By giving an honest answer, you will discover where you stand moral-wise.
The test features an unlikely, completely fictional situation in which you 
will have to make a decision.

Remember that your answer needs to be honest, yet spontaneous
Please scroll down slowly and give due consideration to each line.



THE SITUATION: ***
You are in London .
There is chaos all around you caused by a hurricane with severe flooding. 
This is a flood of biblical proportions.
You are a photo-journalist working for a major newspaper, and you're 
caught in the middle of this epic disaster. 
The situation is nearly hopeless. 
You're trying to shoot career-making photos. 
There are houses and people swirling around you, some disappearing into the water. 
Nature is unleashing all of its destructive fury. 

** THE TEST: *** 
Suddenly, you see a man in the water. 
He is fighting for his life, trying not to be taken down with the debris. 
You move closer... 
Somehow, the man looks familiar....
You suddenly realize who it is.... It's the Muslim Cleric, Abu Hamza, the one-eyed, hook handed 
barsteward who hates non-Muslims and wants the UK to become an Islamic state!! 
You notice that the raging waters are about to take him under forever. 

You have two options: 
You can save the life of Abu 
or you can shoot a dramatic Pulitzer Prize winning photo, documenting the death of one of the 
country's most despised, evil and powerful men! 

*** NOW THE QUESTION: *** 
Here's the question, and please give an honest answer... 

Would you select high contrast colour film, or would you go with the classic simplicity of black and white?


----------



## Pudsey_Bear (Sep 25, 2008)

Oh dear, this might get painful.


----------



## barryd (May 9, 2008)

Kev_n_Liz said:


> Oh dear, this might get painful.


Yep.
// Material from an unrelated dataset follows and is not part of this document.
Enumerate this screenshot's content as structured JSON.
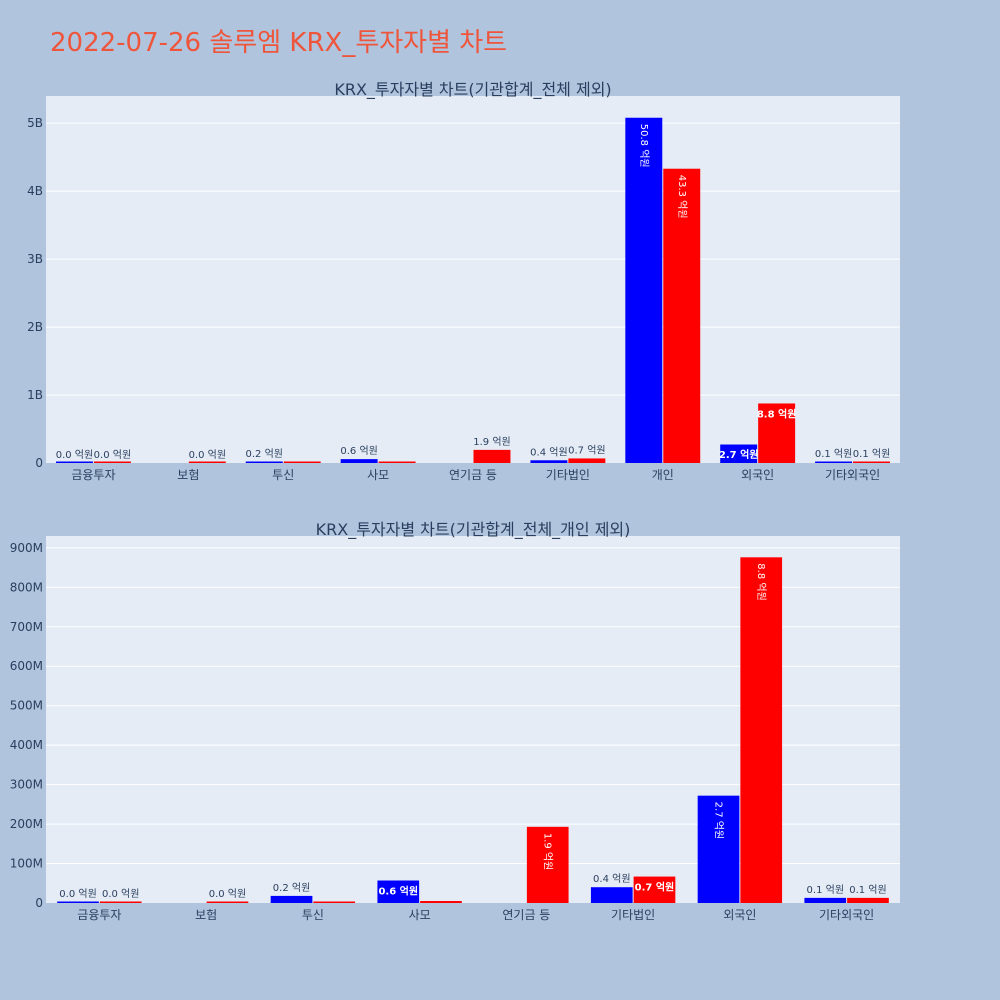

Could be a night in the Bar for MM! 

Should we place bets for who is the first person to say they would have stood on his head and pushed him under?


----------



## bigbazza (Mar 6, 2008)

Don't change the film, you could get water in your camera 8O


----------



## Andysam (May 10, 2005)

Kev_n_Liz said:


> Oh dear, this might get painful.


Nah, no need. A colour photo is needed. No need to painstakingly deliberate over it.


----------



## locrep (Dec 5, 2011)

Smile & Click away...


----------



## blu66 (Dec 21, 2005)

Would I have to take my foot off his head first?


----------



## nicholsong (May 26, 2009)

blu66 said:


> Would I have to take my foot off his head first?


Most certainly you would - it is very bad to show the sole of one's shoe to an Arab.

Manners please!


----------



## 4maddogs (May 4, 2010)

Shows the age of the post! I am sure I remember this first with Idi Amin!!

Shoot in RAW and you can decide later if you want to desaturate to mono!!!


----------